Contributed by ben on from the all-your-network-loops-are-belong-to-us dept.
Reyk Floeter recently brought in support for Rapid Spanning Tree Protocol to bridge(4)
. RSTP provides better handling of network loops by constantly monitoring the status of the network. In the event of a loop, it will fail over without a significant delay in network traffic.

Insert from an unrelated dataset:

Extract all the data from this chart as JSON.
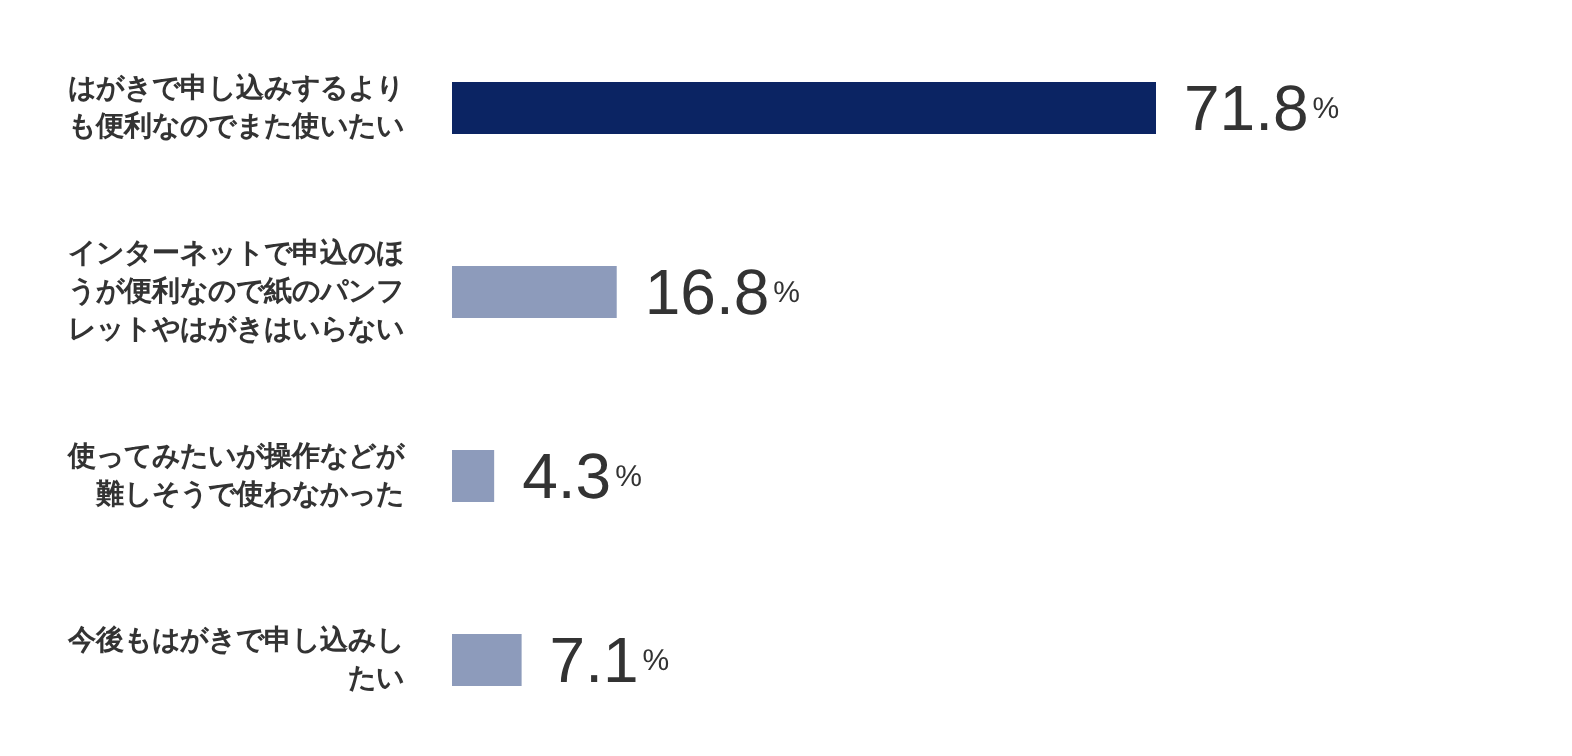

CVSROOT: /cvs Module name: src Changes by: reyk at cvs.openbsd.org 2006/12/03 06:41:19 Modified files: sys/net : if_bridge.c if_bridge.h bridgestp.c if.c sys/sys : sockio.h sbin/brconfig : brconfig.c brconfig.8 Log message: Add Rapid Spanning Tree Protocol support (802.1d-2004) based on work by Andrew Thompson (thompsafreebsd.org). The local changes include adoption to our bridge code, reduced stack usage and many other bits. If stp is enabled, RSTP will now be used by default. Thanks for help from Andrew. This code has been in snaps for while now, commit encouraged by deraadt@
(Comments are closed)
By Brian (66.23.230.164) info@rhemasound.org on http://www.rhemasound.org
Comments
By Anonymous Coward (203.15.102.65) on
Nothing wrong with studying Cisco, especially if you can apply the knowledge to OpenBSD implementation. OBSD supplies good doco on the configuration, but it's not the OS' job to teach design. :)

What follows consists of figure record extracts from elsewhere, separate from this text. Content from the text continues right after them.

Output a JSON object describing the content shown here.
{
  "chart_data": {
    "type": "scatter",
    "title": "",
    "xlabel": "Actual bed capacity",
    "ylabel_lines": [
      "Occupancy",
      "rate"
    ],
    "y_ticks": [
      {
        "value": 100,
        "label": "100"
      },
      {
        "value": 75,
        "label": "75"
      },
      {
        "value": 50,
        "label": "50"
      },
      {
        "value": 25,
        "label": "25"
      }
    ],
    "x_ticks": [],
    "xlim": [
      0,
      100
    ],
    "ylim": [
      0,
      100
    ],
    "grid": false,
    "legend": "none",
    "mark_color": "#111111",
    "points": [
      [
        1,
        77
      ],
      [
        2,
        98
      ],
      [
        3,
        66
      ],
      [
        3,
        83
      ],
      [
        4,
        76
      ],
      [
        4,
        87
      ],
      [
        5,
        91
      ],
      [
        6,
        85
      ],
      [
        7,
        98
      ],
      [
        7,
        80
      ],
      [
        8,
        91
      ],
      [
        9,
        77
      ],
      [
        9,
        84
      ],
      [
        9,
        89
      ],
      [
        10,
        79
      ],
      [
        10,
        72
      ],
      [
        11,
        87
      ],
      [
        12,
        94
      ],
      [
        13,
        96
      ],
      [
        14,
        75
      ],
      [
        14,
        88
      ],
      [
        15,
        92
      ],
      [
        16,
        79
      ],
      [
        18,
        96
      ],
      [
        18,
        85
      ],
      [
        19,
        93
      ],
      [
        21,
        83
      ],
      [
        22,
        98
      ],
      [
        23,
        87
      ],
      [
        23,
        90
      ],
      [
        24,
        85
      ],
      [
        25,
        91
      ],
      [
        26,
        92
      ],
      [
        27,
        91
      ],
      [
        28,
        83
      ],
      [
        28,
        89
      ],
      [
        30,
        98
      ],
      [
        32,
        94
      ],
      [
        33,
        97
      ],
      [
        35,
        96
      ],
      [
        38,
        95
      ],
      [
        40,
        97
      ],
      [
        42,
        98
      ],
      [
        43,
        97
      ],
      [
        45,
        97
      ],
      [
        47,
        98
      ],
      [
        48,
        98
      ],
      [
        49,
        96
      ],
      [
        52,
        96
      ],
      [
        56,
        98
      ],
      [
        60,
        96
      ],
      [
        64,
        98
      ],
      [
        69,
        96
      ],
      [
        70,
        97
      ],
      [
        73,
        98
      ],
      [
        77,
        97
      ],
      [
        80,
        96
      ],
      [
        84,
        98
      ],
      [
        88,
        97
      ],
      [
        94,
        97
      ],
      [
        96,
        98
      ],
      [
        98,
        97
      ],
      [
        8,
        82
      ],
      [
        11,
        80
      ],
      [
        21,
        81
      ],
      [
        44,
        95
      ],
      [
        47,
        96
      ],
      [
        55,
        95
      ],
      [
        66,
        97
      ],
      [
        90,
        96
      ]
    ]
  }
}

By Anonymous Coward (87.69.56.199) on
Any hardware switch will outperform ANY software switch.
I think the new feature was introduced to make transparent PF fail-over quicker.
Comments
By Anonymous Coward (69.70.207.240) on
>
> Any hardware switch will outperform ANY software switch.

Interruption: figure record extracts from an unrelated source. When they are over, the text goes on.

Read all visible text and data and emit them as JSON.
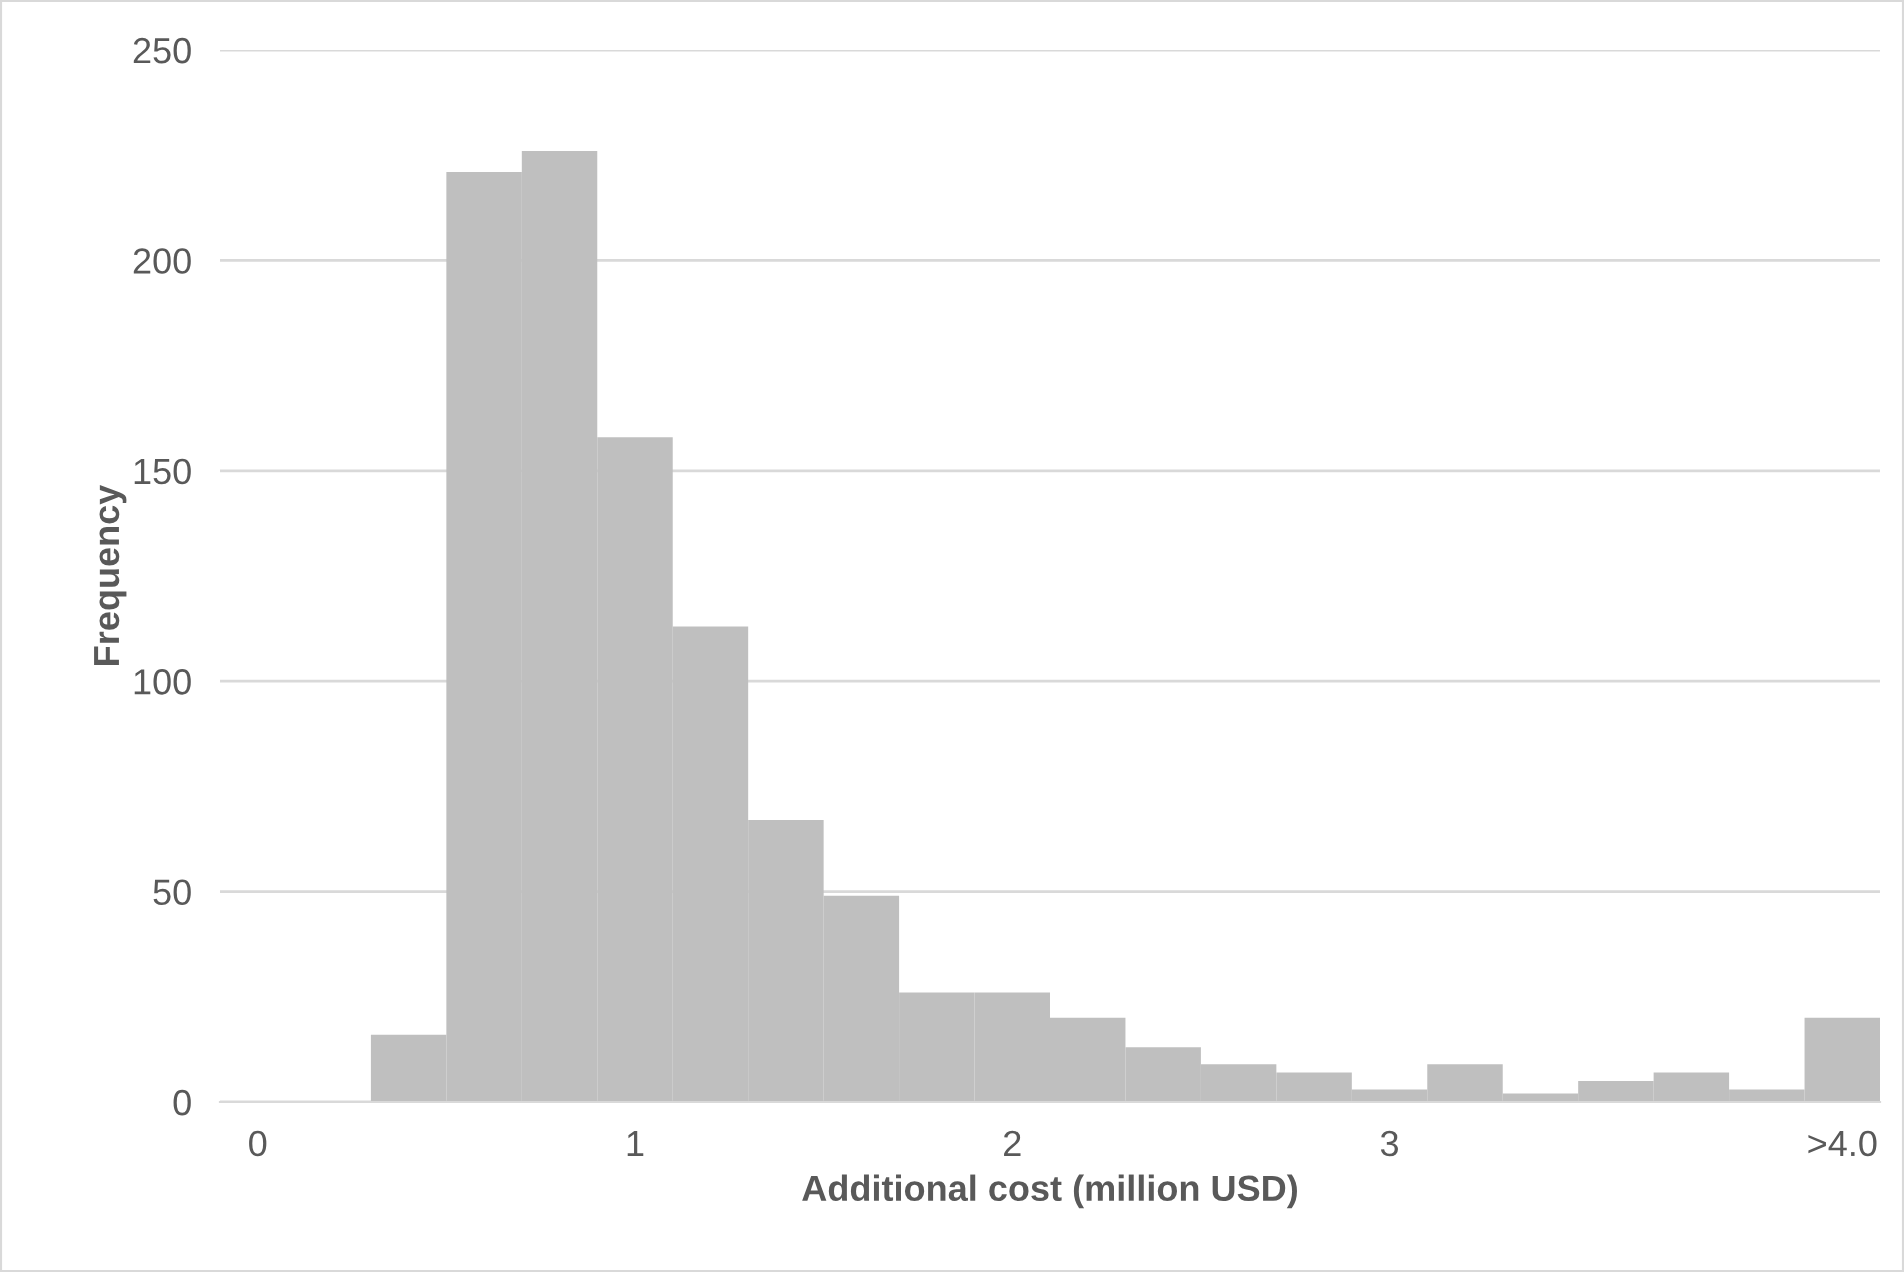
{
  "chart_data": {
    "type": "bar",
    "xlabel": "Additional cost (million USD)",
    "ylabel": "Frequency",
    "categories": [
      "0",
      null,
      null,
      null,
      null,
      "1",
      null,
      null,
      null,
      null,
      "2",
      null,
      null,
      null,
      null,
      "3",
      null,
      null,
      null,
      null,
      null,
      ">4.0"
    ],
    "values": [
      0,
      0,
      16,
      221,
      226,
      158,
      113,
      67,
      49,
      26,
      26,
      20,
      13,
      9,
      7,
      3,
      9,
      2,
      5,
      7,
      3,
      20
    ],
    "color": "#bfbfbf",
    "ylim": [
      0,
      250
    ],
    "yticks": [
      0,
      50,
      100,
      150,
      200,
      250
    ],
    "grid": "y",
    "legend": false
  }
}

I wonder what runs on a hardware switch... hmmm... Not to mention, this code can be used and re-used for new products...
> I think the new feature was introduced to make transparent PF fail-over quicker.
Comments
By Anonymous Coward (195.212.29.92) on
> I wonder what runs on a hardware switch... hmmm... Not to mention, this code can be used and re-used for new products...
>
A switch usually got two type of hardware:
1. CPU
2. ASIC
The CPU is for management, running RSTP ... The CPU runs software
The ASIC which is doing the actual frame switching. The ASIC does not run OS, it got the logic burned in logical gates. Thats why it will switch frames at rates faster then any PPC/x86/MIPS/ALPHA/NIAGARA... CPU
So, the code which switches frames can't be re-used on OBSD.
Comments
By Teknoenie (70.68.164.2) on
> > I wonder what runs on a hardware switch... hmmm... Not to mention, this code can be used and re-used for new products...
> >
>
> A switch usually got two type of hardware:
>
> 1. CPU
> 2. ASIC
>
> The CPU is for management, running RSTP ... The CPU runs software
> The ASIC which is doing the actual frame switching. The ASIC does not run OS, it got the logic burned in logical gates. Thats why it will switch frames at rates faster then any PPC/x86/MIPS/ALPHA/NIAGARA... CPU
>
> So, the code which switches frames can't be re-used on OBSD.
>
>
>
FPGAs would offer the same results as an ASIC from a performance perspective and are of course programmable. No?
Comments
By Anonymous Coward (164.86.99.3) on
> FPGAs would offer the same results as an ASIC from a performance perspective and are of course programmable. No?
you design a freely available BSD licencsed multiport switching
pci NIC with an FPGA and openbsd driver and I'll be sure
to buy the parts to build one..
until then, I'll say that 'hardware switches are faster than software'..
(not a previous poster)
Comments
By Lennie (194.213.15.37) on
Comments
By Anonymous Coward (81.241.104.240) on
>
> FPGAs would offer the same results as an ASIC from a performance perspective and are of course programmable. No?
>
> you design a freely available BSD licencsed multiport switching
> pci NIC with an FPGA and openbsd driver and I'll be sure
> to buy the parts to build one..
>
> until then, I'll say that 'hardware switches are faster than software'..
>
> (not a previous poster)
>
>
>
> Have a look here:
>
> http://www.liberouter.org/
But only routing... looks promising. But a free hardware switch is not available (I hope that I'm wrong), there is already some Ethernet MAC-layer chip (like on http://www.opencores.org/... but no real free switch.
RSTP is a nice feature. I'm already very happy with OpenBSD 802.1Q support with the nice "group" feature in ifconfig where you can name the device. Very cooool and useful when you more than 200 vlans and using PF and OpenVPN.